I diritti relativi ricevono
tutela solo nei confronti di un determinato contesto. Lo schema
dell’obbligazione fa capire come nei diritti relativi, per il soddisfacimento
del proprio diritto, si necessiti della collaborazione di una controparte. È
diverso OBBLIGAZIONE da OBBLIGO: il primo è diritto relativo con oggetto
prestazione di tipo patrimoniale, il concetto di obbligo è diritto relativo con
oggetto prestazione di tipo non patrimoniale.
L’onere, invece, è una situazione
giuridica soggettiva che pone un dovere di comportamento in capo ad una parte,
al solo fine di raggiungere un determinato scopo-risultato. La parte non è
OBBLIGATA a tenere quel comportamento, ma lo deve tenere se vuole raggiungere
un dato scopo (scelta libera). Questo ex articolo 1456 CC.
Ci sono anche situazioni minori:
poteri o facoltà. La facoltà è la possibilità per il soggetto di tenere o meno
un dato comportamento. Il comportamento che il soggetto tiene, in assenza della
facoltà, è illecito. La conseguenza è il risarcimento del danno (art. 2043 CC).
Esistono circostanze in cui la legge prevede un indennizzo pur se si è
esercitata una facoltà. La differenza fra risarcimento ed indennizzo è che il
risarcimento si ha tutte le volte in cui l’atto compiuto è illecito;
l’indennizzo è conseguenza di atto lecito ma, che avendo cagionato danno a
controparte, impone per legge il ristoro di una certa somma di denaro. Il
risarcimento non è predeterminato dalla legge; l’indennizzo è stabilito dalla
legge in maniera TASSATIVA, in cui il soggetto, pur avendo compiuto atto
lecito, deve indennizzare chiunque abbia subito depauperamento. Infine, mentre
il risarcimento mira a ripristinare in toto quanto è stato ingiustamente leso
dall’atto illecito, l’indennizzo funziona a spanne, riconoscendo solo una parte
del danno ricevuto.
Correlativamente alla facoltà
abbiamo il potere: questo è la possibilità di porre in essere delle azioni che
mutano la sfera giuridica dei destinatari. In assenza di potere l’atto sarebbe
inefficace.

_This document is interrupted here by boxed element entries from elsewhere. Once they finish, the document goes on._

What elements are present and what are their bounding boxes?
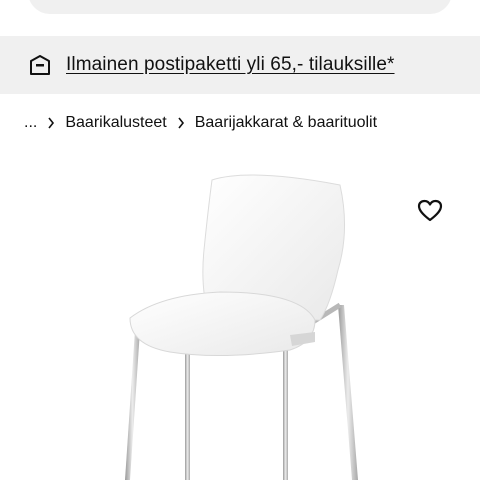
promo-text[interactable]: Ilmainen postipaketti yli 65,- tilauksil… xyxy=(66,54,395,76)
product-image-area xyxy=(0,150,480,480)
header-area xyxy=(0,0,480,36)
product-image[interactable] xyxy=(100,170,400,480)
promo-banner[interactable]: Ilmainen postipaketti yli 65,- tilauksil… xyxy=(0,36,480,94)
package-box-icon xyxy=(28,53,52,77)
breadcrumb-item-baarikalusteet[interactable]: Baarikalusteet xyxy=(65,114,166,132)
chevron-right-icon xyxy=(167,114,195,132)
chevron-right-icon xyxy=(37,114,65,132)
breadcrumb-item-baarijakkarat[interactable]: Baarijakkarat & baarituolit xyxy=(195,114,377,132)
breadcrumb: ... Baarikalusteet Baarijakkarat & baari… xyxy=(24,110,377,136)
breadcrumb-item-ellipsis[interactable]: ... xyxy=(24,114,37,132)
heart-outline-icon xyxy=(417,199,443,228)
search-bar[interactable] xyxy=(28,0,452,14)
favorite-button[interactable] xyxy=(410,193,450,233)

Si riconosce poi uno speciale potere d’agire tutte le volte in cui
la legge concede ad un soggetto la possibilità di agire per soddisfare un
proprio interesse.
Se l’interesse per cui si agisce
si parla di POTESTA’ o di UFFICIO DI DIRITTO PRIVATO. Le potestà sono previste
dal codice in riferimento soprattutto ai minori.